Canada has alleged Indian involvement within the homicide in a Vancouver suburb of Canadian citizen and Sikh separatist chief Hardeep Singh Nijjar, whom India referred to as a “terrorist.” India denies the allegation.
“I would go a step further and say now the investigation has already been tainted,” Verma informed the newspaper. “A direction has come from someone at a high level to say India or Indian agents are behind it.”
Verma didn’t title the high-level official. On Sept. 18, Prime Minister Justin Trudeau stated: “Canadian security agencies have been actively pursuing credible allegations of a potential link between agents of the government of India” and Nijjar’s dying.
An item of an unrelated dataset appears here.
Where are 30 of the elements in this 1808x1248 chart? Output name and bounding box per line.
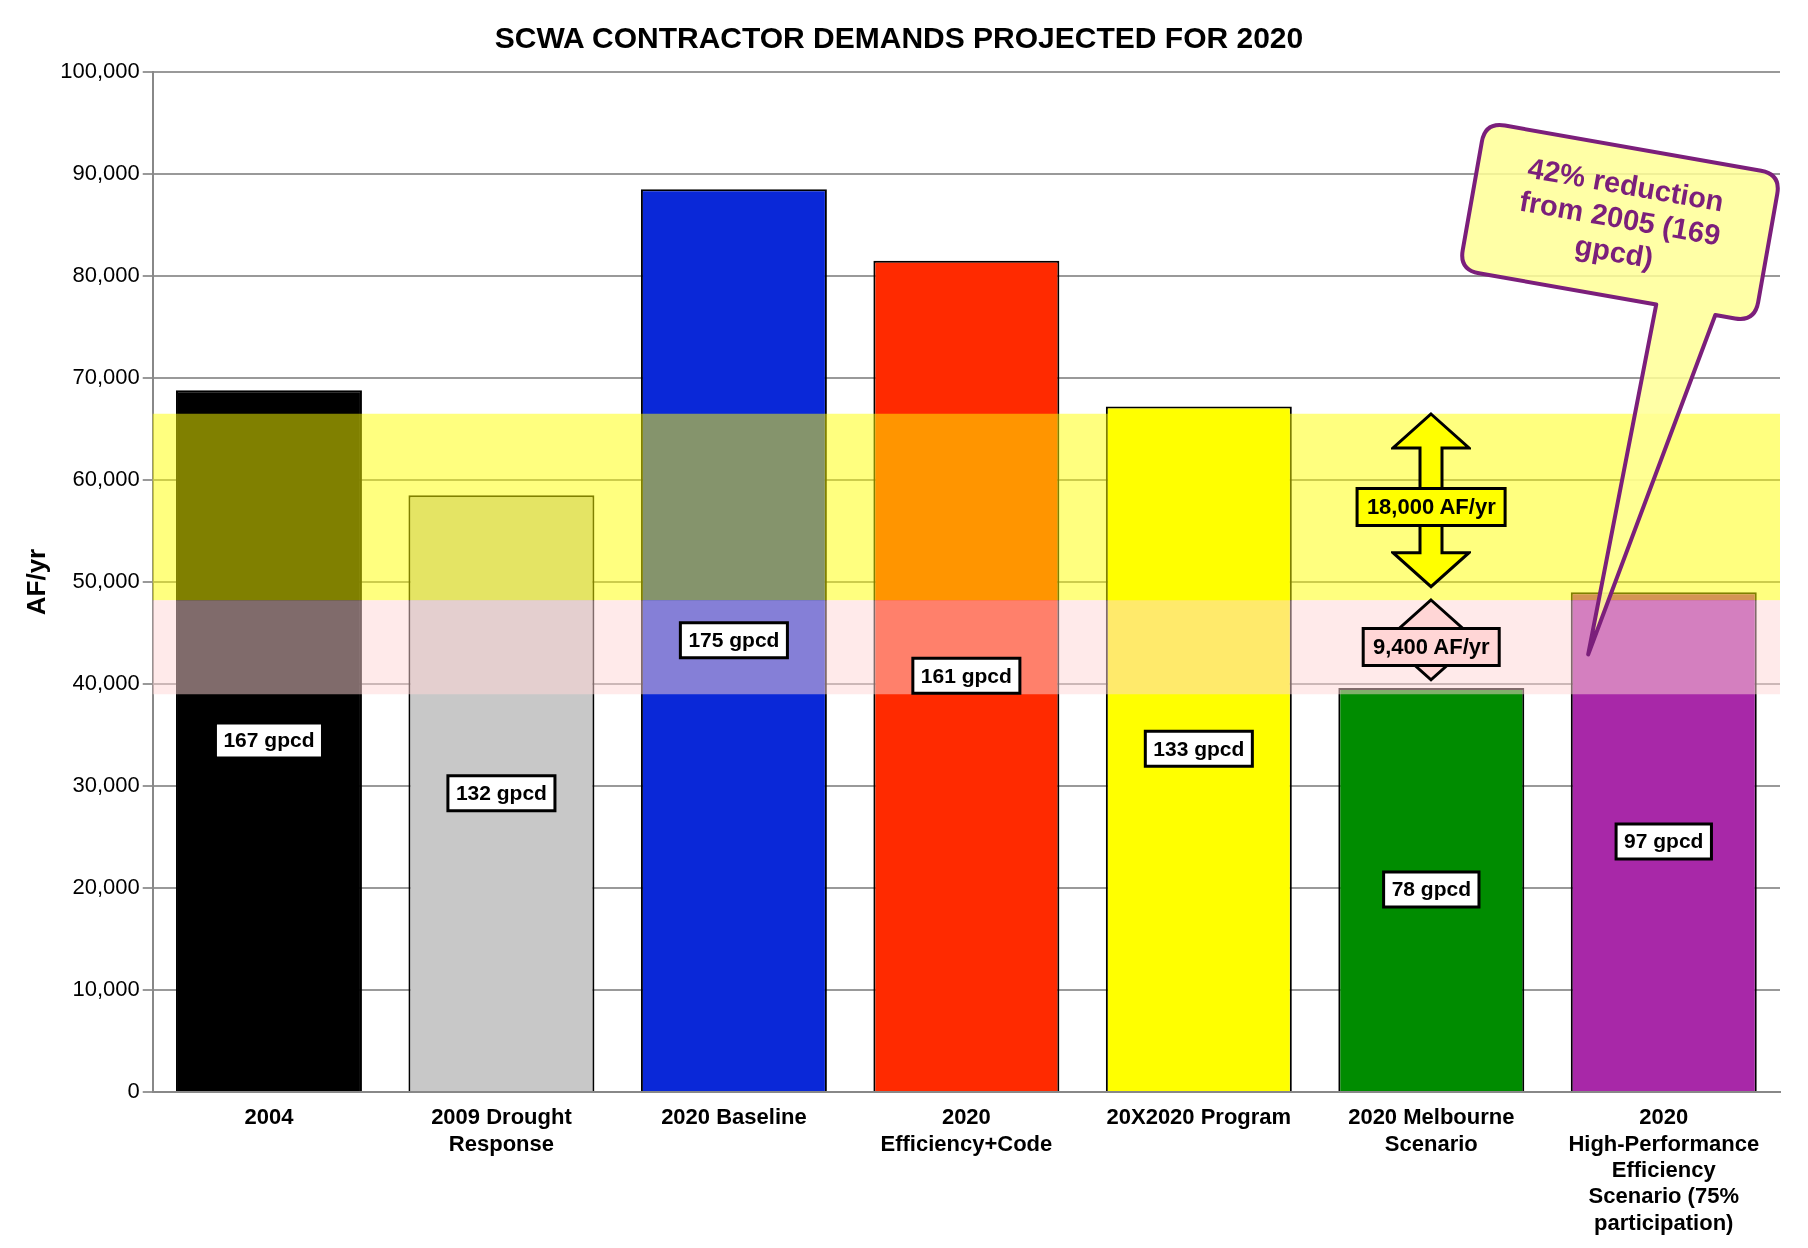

The case has sparked a diplomatic row between the 2 nations. Canada withdrew 41 diplomats from India after New Delhi in September requested Ottawa to cut back its diplomatic presence following Canada’s allegations over Nijjar’s killing.
Verma stated that India has not been proven concrete proof by Canada or Canada’s allies that Indian brokers have been concerned in Nijjar’s killing.
He stated that regardless of the strained relations between the 2 nations, India wish to increase enterprise ties and return to the negotiating desk on a commerce deal.
In September, Canada paused talks on a proposed commerce treaty with India, simply three months after the 2 nations stated they aimed to seal an preliminary settlement this 12 months.